Do pewnego momentu nawiązania do Boskiej Komedii są bardzo naturalne i logiczne- mniej więcej do chwili, w której Cesar gotuje się w zbiorniku (gotująca woda, na kształt Styksu z 5 kręgu piekieł) a wkrótce potem spłonięcie kapsuły (jako odpowiednik płonących grobów). Po tych scenach wszystko się rozmywa- film jakby urywał się w połowie. Finał następuje zbyt nagle, zupełnie niespodziewanie.
Generalnie całość przypomina Zieloną Milę w kosmosie.
moja ocena byłaby niższa, ale porwała mnie gra aktorska Cesara.
Paratrooper, czy na pewno takie jasne i logiczne? Częściowo na pewno, ale film jest trochę bełkotliwy w swoim przekazie.
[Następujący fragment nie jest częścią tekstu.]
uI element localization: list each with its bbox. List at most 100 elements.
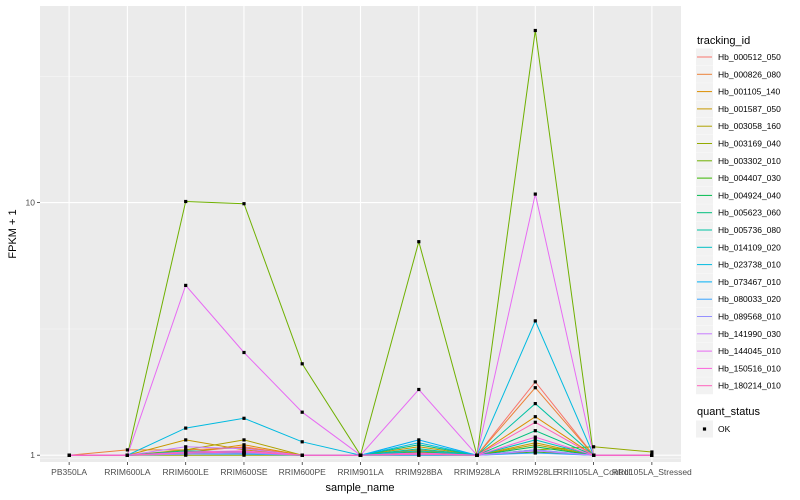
- data-point: [242, 447, 246, 451]
- data-point: [533, 429, 537, 433]
- x-axis-title: sample_name: [325, 482, 394, 494]
- data-point: [242, 438, 246, 442]
- data-point: [417, 452, 421, 456]
- legend-item: Hb_003169_040: [696, 135, 781, 152]
- x-tick-label: RRIM901LA: [337, 467, 384, 477]
- legend-item: Hb_000512_050: [696, 48, 781, 66]
- data-point: [300, 440, 304, 444]
- data-point: [533, 415, 537, 419]
- data-point: [475, 453, 479, 457]
- data-point: [242, 202, 246, 206]
- legend-item: Hb_089568_010: [696, 308, 781, 325]
- legend-item: Hb_080033_020: [696, 290, 781, 308]
- legend-item: Hb_004924_040: [696, 186, 781, 204]
- y-tick-label: 10: [26, 198, 36, 208]
- legend-item: Hb_073467_010: [696, 273, 781, 291]
- x-tick-label: RRII105LA_Control: [557, 467, 631, 477]
- data-point: [533, 386, 537, 390]
- data-point: [417, 240, 421, 244]
- legend-label: Hb_005623_060: [718, 208, 781, 218]
- legend-label: Hb_180214_010: [718, 381, 781, 391]
- data-point: [533, 449, 537, 453]
- legend-label: Hb_080033_020: [718, 294, 781, 304]
- data-point: [242, 350, 246, 355]
- data-point: [417, 441, 421, 445]
- legend-item: Hb_144045_010: [696, 342, 781, 360]
- series-points: [67, 28, 654, 457]
- legend-label: Hb_003058_160: [718, 121, 781, 131]
- legend-item: Hb_141990_030: [696, 325, 781, 343]
- x-tick-label: RRIM600LE: [163, 467, 210, 477]
- data-point: [417, 449, 421, 453]
- data-point: [300, 453, 304, 457]
- data-point: [533, 380, 537, 384]
- shape-legend-key-marker: [702, 427, 707, 431]
- shape-legend-label: OK: [718, 424, 731, 434]
- data-point: [533, 402, 537, 406]
- data-point: [417, 445, 421, 449]
- legend-item: Hb_023738_010: [696, 256, 781, 274]
- grid: [40, 6, 681, 462]
- x-tick-label: RRIM928LE: [512, 467, 559, 477]
- data-point: [184, 426, 188, 430]
- legend-item: Hb_180214_010: [696, 377, 781, 395]
- legend-item: Hb_000826_080: [696, 65, 781, 83]
- data-point: [358, 453, 363, 457]
- legend-label: Hb_144045_010: [718, 346, 781, 356]
- legend-label: Hb_003169_040: [718, 139, 781, 149]
- legend-label: Hb_004924_040: [718, 190, 781, 200]
- data-point: [650, 450, 654, 454]
- legend-label: Hb_005736_080: [718, 225, 781, 235]
- x-tick-label: RRIM600LA: [104, 467, 151, 477]
- x-tick-label: RRII105LA_Stressed: [612, 467, 692, 477]
- data-point: [533, 435, 537, 439]
- legend-label: Hb_000512_050: [718, 52, 781, 62]
- legend-label: Hb_141990_030: [718, 329, 781, 339]
- data-point: [533, 192, 537, 196]
- data-point: [533, 438, 537, 442]
- legend-item: Hb_004407_030: [696, 169, 781, 187]
- legend-label: Hb_150516_010: [718, 363, 781, 373]
- x-tick-label: RRIM928LA: [454, 467, 501, 477]
- data-point: [592, 445, 596, 449]
- x-tick-label: PB350LA: [51, 467, 87, 477]
- data-point: [533, 445, 537, 449]
- data-point: [417, 438, 421, 442]
- data-point: [184, 451, 188, 455]
- y-axis: 1 10: [26, 198, 40, 460]
- x-tick-label: RRIM600SE: [220, 467, 268, 477]
- data-point: [184, 445, 188, 449]
- data-point: [417, 443, 421, 447]
- legend-label: Hb_001587_050: [718, 104, 781, 114]
- legend-label: Hb_001105_140: [718, 87, 781, 97]
- x-tick-label: RRIM600PE: [279, 467, 327, 477]
- legend-label: Hb_014109_020: [718, 242, 781, 252]
- legend-label: Hb_004407_030: [718, 173, 781, 183]
- legend-item: Hb_005623_060: [696, 204, 781, 222]
- x-axis: PB350LA RRIM600LA RRIM600LE RRIM600SE RRIM60…: [51, 462, 692, 477]
- data-point: [300, 410, 304, 414]
- shape-legend-title: quant_status: [697, 406, 760, 418]
- data-point: [533, 451, 537, 455]
- legend-item: Hb_001105_140: [696, 83, 781, 101]
- legend-item: Hb_003302_010: [696, 152, 781, 170]
- data-point: [242, 416, 246, 420]
- data-point: [533, 443, 537, 447]
- data-point: [300, 362, 304, 366]
- data-point: [125, 448, 129, 452]
- legend-item: Hb_001587_050: [696, 100, 781, 118]
- data-point: [184, 283, 188, 287]
- legend-item: Hb_150516_010: [696, 359, 781, 377]
- legend-label: Hb_003302_010: [718, 156, 781, 166]
- legend-label: Hb_000826_080: [718, 69, 781, 79]
- legend-label: Hb_023738_010: [718, 260, 781, 270]
- data-point: [650, 453, 654, 457]
- data-point: [533, 420, 537, 424]
- legend: tracking_id Hb_000512_050 Hb_000826_080 Hb…: [696, 35, 781, 395]
- data-point: [184, 438, 188, 442]
- data-point: [417, 447, 421, 451]
- x-tick-label: RRIM928BA: [395, 467, 443, 477]
- data-point: [67, 453, 71, 457]
- data-point: [242, 443, 246, 447]
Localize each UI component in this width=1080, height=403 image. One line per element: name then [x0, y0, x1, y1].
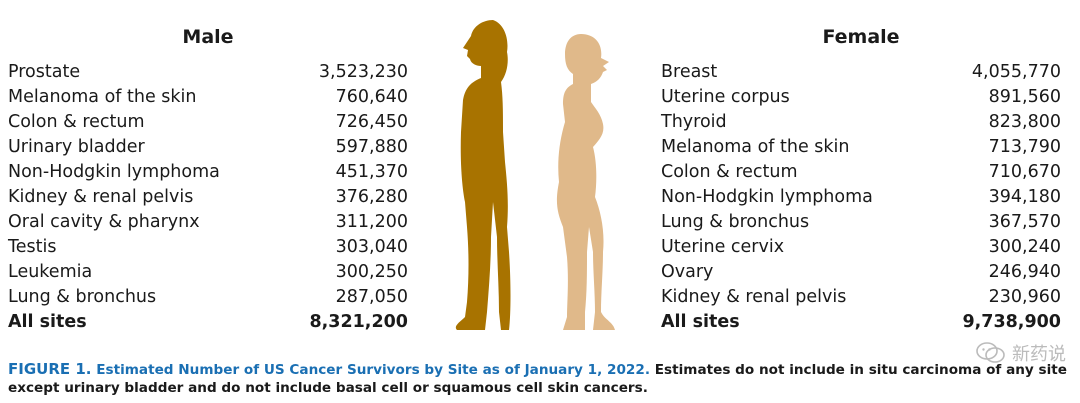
- female-rows: Breast 4,055,770 Uterine corpus 891,560 Thyr…: [661, 59, 1061, 334]
- female-site-row: Melanoma of the skin 713,790: [661, 134, 1061, 159]
- survivor-count: 823,800: [988, 111, 1061, 132]
- survivor-count: 760,640: [335, 86, 408, 107]
- site-name: Melanoma of the skin: [8, 86, 197, 107]
- survivor-count: 9,738,900: [962, 311, 1061, 332]
- survivor-count: 367,570: [988, 211, 1061, 232]
- site-name: Non-Hodgkin lymphoma: [661, 186, 873, 207]
- watermark-text: 新药说: [1012, 344, 1066, 365]
- site-name: Uterine cervix: [661, 236, 785, 257]
- site-name: Kidney & renal pelvis: [661, 286, 847, 307]
- male-site-row: Kidney & renal pelvis 376,280: [8, 184, 408, 209]
- survivor-count: 311,200: [335, 211, 408, 232]
- survivor-count: 597,880: [335, 136, 408, 157]
- site-name: Ovary: [661, 261, 714, 282]
- female-site-row: Kidney & renal pelvis 230,960: [661, 284, 1061, 309]
- survivor-count: 451,370: [335, 161, 408, 182]
- male-site-row: Melanoma of the skin 760,640: [8, 84, 408, 109]
- survivor-count: 394,180: [988, 186, 1061, 207]
- caption-body: Estimates do not include in situ carcino…: [8, 362, 1067, 396]
- figure-caption: FIGURE 1. Estimated Number of US Cancer …: [8, 360, 1076, 397]
- male-site-row: Non-Hodgkin lymphoma 451,370: [8, 159, 408, 184]
- survivor-count: 8,321,200: [309, 311, 408, 332]
- male-site-row: Lung & bronchus 287,050: [8, 284, 408, 309]
- male-site-row: Testis 303,040: [8, 234, 408, 259]
- female-title: Female: [822, 26, 900, 48]
- survivor-count: 287,050: [335, 286, 408, 307]
- male-site-row: Colon & rectum 726,450: [8, 109, 408, 134]
- male-site-row: Oral cavity & pharynx 311,200: [8, 209, 408, 234]
- female-site-row: Colon & rectum 710,670: [661, 159, 1061, 184]
- female-site-row: Non-Hodgkin lymphoma 394,180: [661, 184, 1061, 209]
- survivor-count: 4,055,770: [971, 61, 1061, 82]
- survivor-count: 230,960: [988, 286, 1061, 307]
- male-total-row: All sites 8,321,200: [8, 309, 408, 334]
- female-site-row: Breast 4,055,770: [661, 59, 1061, 84]
- survivor-count: 376,280: [335, 186, 408, 207]
- site-name: Colon & rectum: [661, 161, 798, 182]
- survivor-count: 300,240: [988, 236, 1061, 257]
- female-silhouette: [556, 34, 615, 330]
- site-name: Kidney & renal pelvis: [8, 186, 194, 207]
- wechat-icon: [976, 342, 1005, 363]
- caption-title: Estimated Number of US Cancer Survivors …: [96, 362, 651, 378]
- site-name: Uterine corpus: [661, 86, 790, 107]
- site-name: Lung & bronchus: [661, 211, 810, 232]
- site-name: Melanoma of the skin: [661, 136, 850, 157]
- male-site-row: Urinary bladder 597,880: [8, 134, 408, 159]
- watermark: 新药说: [976, 340, 1066, 366]
- survivor-count: 713,790: [988, 136, 1061, 157]
- male-rows: Prostate 3,523,230 Melanoma of the skin 760…: [8, 59, 408, 334]
- female-site-row: Ovary 246,940: [661, 259, 1061, 284]
- female-site-row: Thyroid 823,800: [661, 109, 1061, 134]
- survivor-count: 891,560: [988, 86, 1061, 107]
- site-name: Urinary bladder: [8, 136, 145, 157]
- silhouettes: [425, 12, 640, 342]
- caption-label: FIGURE 1.: [8, 360, 92, 378]
- site-name: Breast: [661, 61, 718, 82]
- site-name: Thyroid: [661, 111, 727, 132]
- female-total-row: All sites 9,738,900: [661, 309, 1061, 334]
- survivor-count: 726,450: [335, 111, 408, 132]
- silhouettes-svg: [455, 20, 615, 330]
- male-silhouette: [455, 20, 511, 330]
- site-name: All sites: [661, 311, 740, 332]
- survivor-count: 710,670: [988, 161, 1061, 182]
- site-name: Colon & rectum: [8, 111, 145, 132]
- female-site-row: Lung & bronchus 367,570: [661, 209, 1061, 234]
- site-name: Prostate: [8, 61, 81, 82]
- site-name: Non-Hodgkin lymphoma: [8, 161, 220, 182]
- site-name: Testis: [8, 236, 57, 257]
- site-name: Leukemia: [8, 261, 93, 282]
- female-site-row: Uterine cervix 300,240: [661, 234, 1061, 259]
- site-name: All sites: [8, 311, 87, 332]
- survivor-count: 3,523,230: [318, 61, 408, 82]
- survivor-count: 300,250: [335, 261, 408, 282]
- male-site-row: Leukemia 300,250: [8, 259, 408, 284]
- survivor-count: 246,940: [988, 261, 1061, 282]
- site-name: Lung & bronchus: [8, 286, 157, 307]
- male-title: Male: [182, 26, 234, 48]
- male-site-row: Prostate 3,523,230: [8, 59, 408, 84]
- survivor-count: 303,040: [335, 236, 408, 257]
- female-site-row: Uterine corpus 891,560: [661, 84, 1061, 109]
- site-name: Oral cavity & pharynx: [8, 211, 200, 232]
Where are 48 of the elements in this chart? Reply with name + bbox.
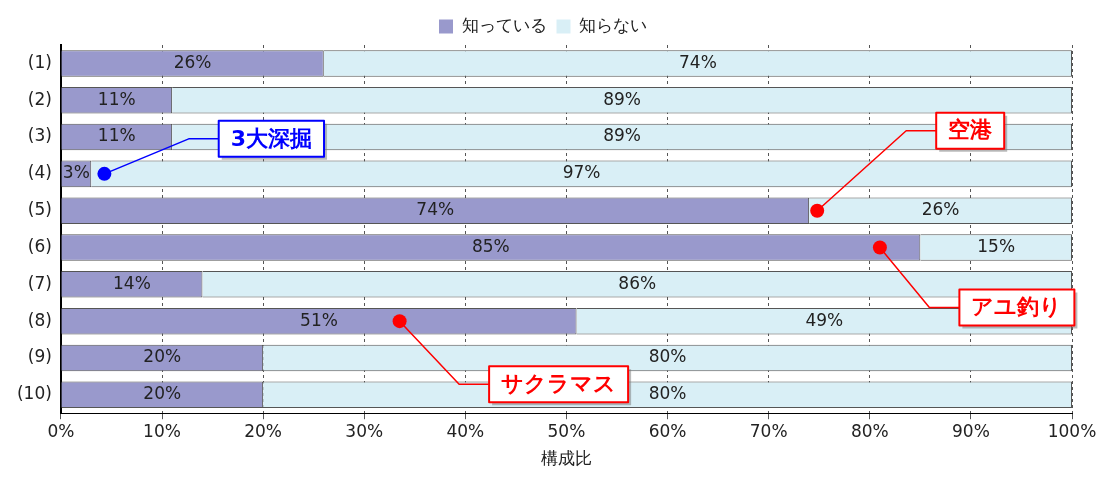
x-tick-label: 20% <box>244 420 283 441</box>
data-label: 20% <box>143 383 182 404</box>
data-label: 86% <box>618 272 657 293</box>
y-tick-label: (1) <box>27 51 52 72</box>
x-tick-label: 40% <box>446 420 485 441</box>
y-tick-label: (5) <box>27 199 52 220</box>
x-axis-title: 構成比 <box>540 448 592 469</box>
data-label: 26% <box>921 199 960 220</box>
annotation: アユ釣り <box>971 294 1063 320</box>
annotation: 3大深掘 <box>230 125 313 151</box>
x-tick-label: 50% <box>547 420 586 441</box>
data-label: 3% <box>62 162 90 183</box>
data-label: 14% <box>113 272 151 293</box>
annotation: サクラマス <box>501 370 617 396</box>
data-label: 20% <box>143 346 182 367</box>
data-label: 11% <box>97 125 136 146</box>
data-label: 89% <box>603 125 641 146</box>
data-label: 11% <box>97 88 136 109</box>
x-tick-label: 80% <box>850 420 889 441</box>
data-label: 51% <box>300 309 338 330</box>
y-tick-label: (4) <box>27 162 52 183</box>
y-tick-label: (9) <box>27 346 52 367</box>
x-tick-label: 60% <box>648 420 687 441</box>
data-label: 15% <box>977 235 1016 256</box>
x-tick-label: 70% <box>749 420 788 441</box>
x-tick-label: 100% <box>1047 420 1097 441</box>
data-label: 85% <box>471 235 510 256</box>
y-tick-label: (2) <box>27 88 52 109</box>
x-tick-label: 10% <box>143 420 181 441</box>
y-tick-label: (8) <box>27 309 52 330</box>
y-tick-label: (3) <box>27 125 52 146</box>
x-tick-label: 30% <box>345 420 384 441</box>
y-tick-label: (10) <box>16 383 52 404</box>
y-tick-label: (7) <box>27 272 52 293</box>
annotation: 空港 <box>948 117 994 143</box>
data-label: 49% <box>805 309 844 330</box>
data-label: 89% <box>603 88 641 109</box>
data-label: 26% <box>173 51 212 72</box>
data-label: 80% <box>648 346 687 367</box>
data-label: 97% <box>562 162 601 183</box>
legend-label: 知らない <box>579 14 647 35</box>
legend-label: 知っている <box>461 14 547 35</box>
x-tick-label: 90% <box>951 420 990 441</box>
x-tick-label: 0% <box>47 420 75 441</box>
data-label: 74% <box>678 51 717 72</box>
data-label: 80% <box>648 383 687 404</box>
data-label: 74% <box>416 199 455 220</box>
y-tick-label: (6) <box>27 235 52 256</box>
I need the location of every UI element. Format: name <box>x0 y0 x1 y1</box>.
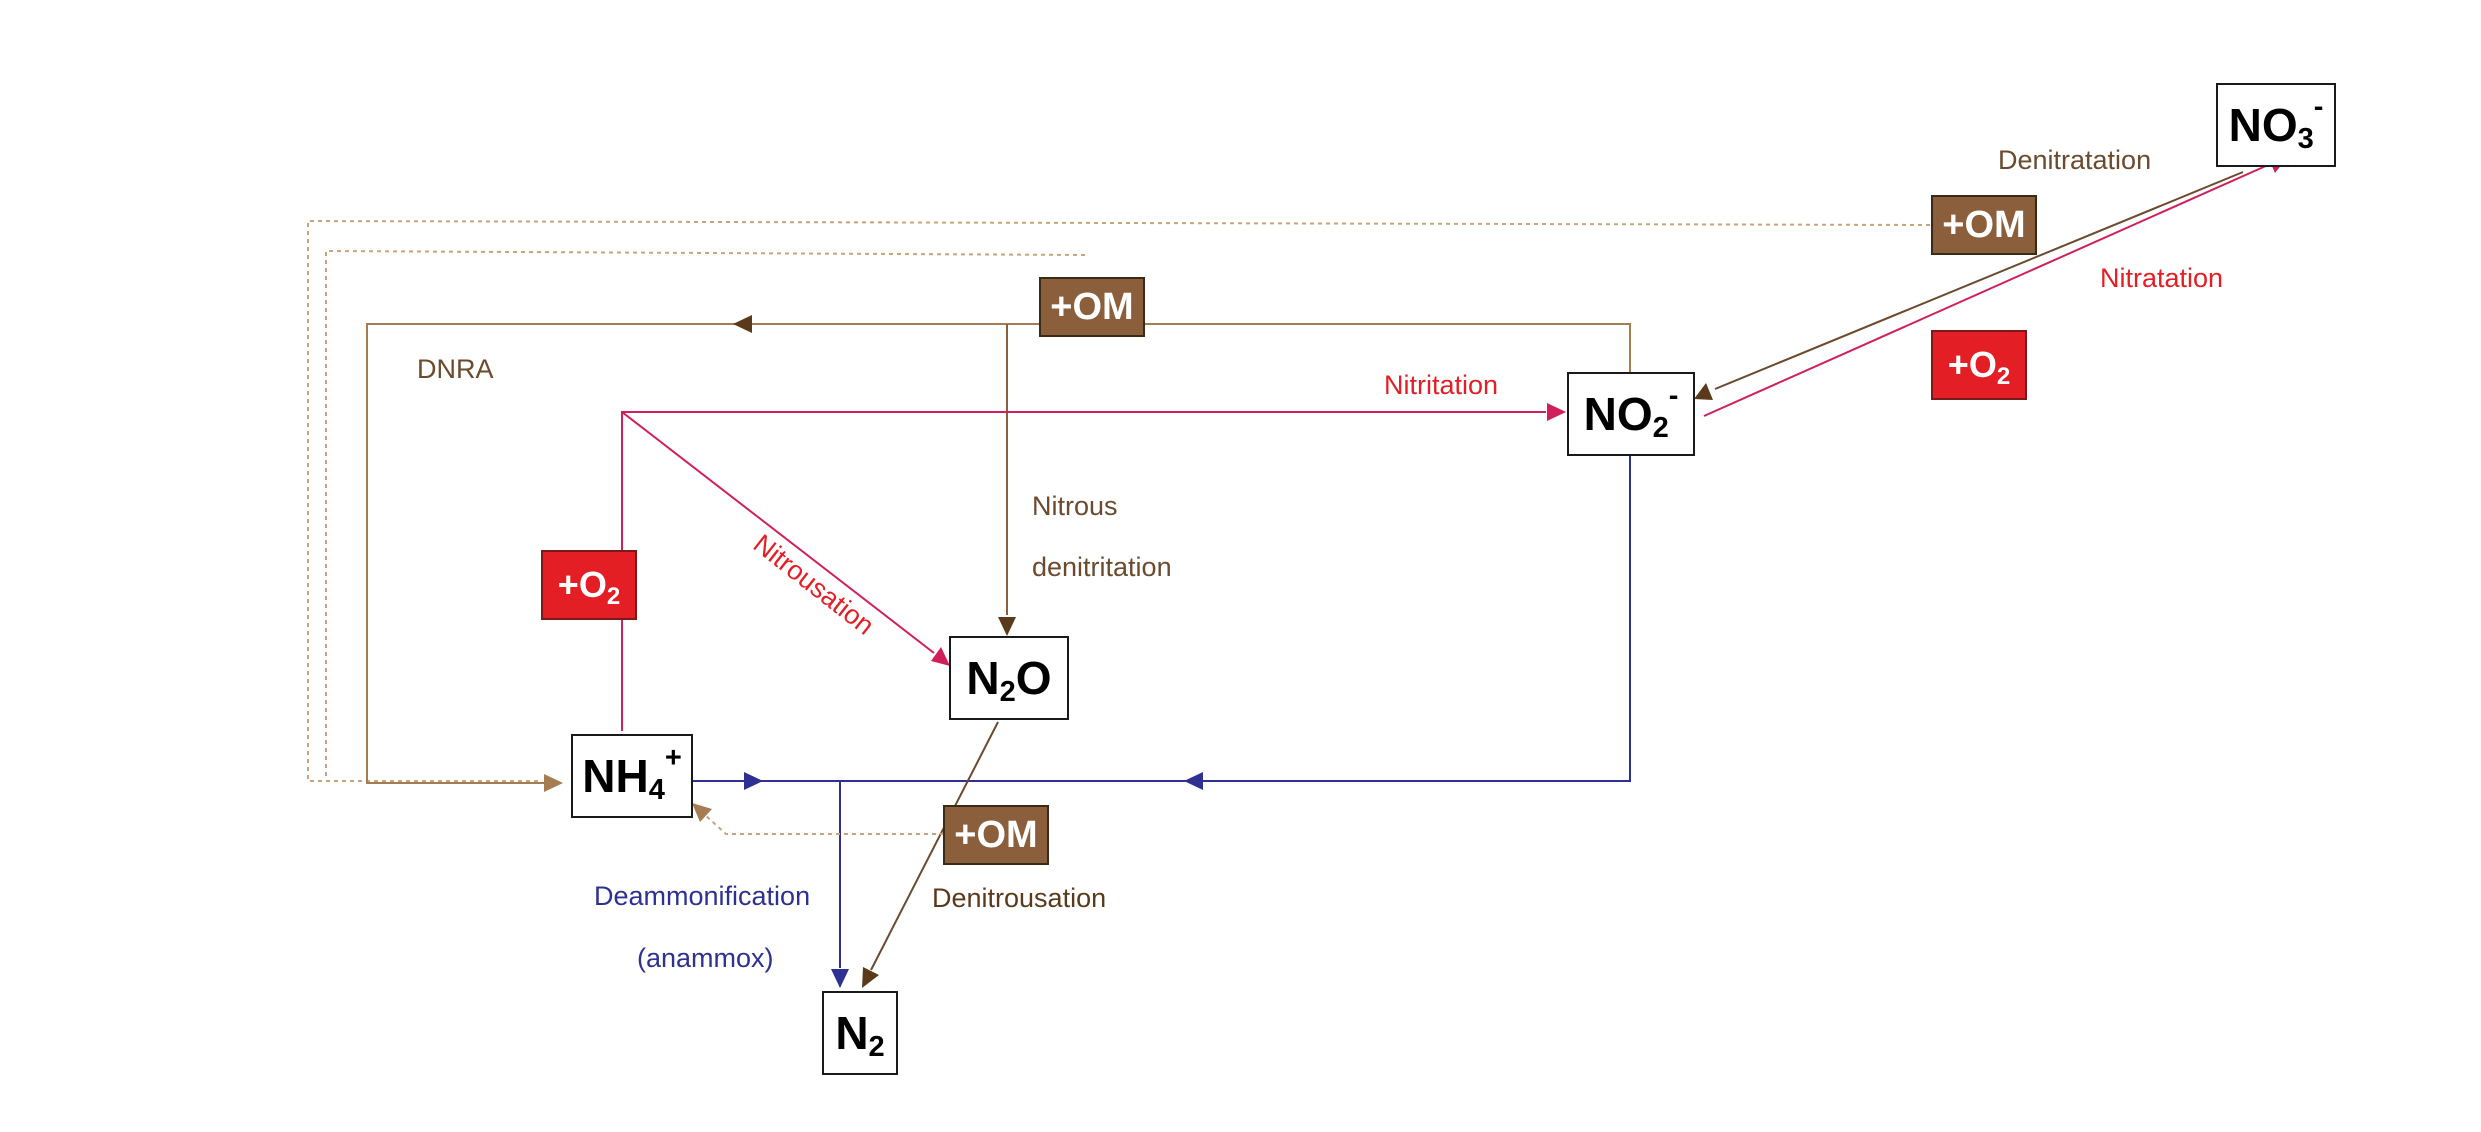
n2-node: N 2 <box>822 991 898 1075</box>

Co do końcówki, być może to nadinterpretacja, ale ja odczytuję je po prostu jako ratunek dla stacji (być może nawet dla całej ludzkości). A zatem ratunek i poświęcenie jest wyjściem z piekieł (także tych grzesznych). Chętnie podyskutuję nad znaczeniami:-).
PS. Jeżeli nie odstraszają Was niskie oceny tego filmu, to zapraszam do sklepu. "Dante 01" można kupić na DVD dosłownie za parę złotych.
że bełkotliwe? Oczywiście cały film był nieprzystępny i mętny. Wtedy czytałem akurat Boską Komedię i jakoś tak mi podszedł Dante01. :>
No to można powiedzieć, że ułatwiło Ci to sprawę. Ja ostatni raz czytałem "Boską Komedię" w okolicy liceum (a było to parę ładnych lat temu) i wcale nie jestem pewien, że na pewno nie był to bryk:-). Tak czy inaczej "Dante 01" to film-ciekawostka, bo wbrew pozorom takich rzeczy w gatunku sci-fi wcale nie jest zbyt wiele.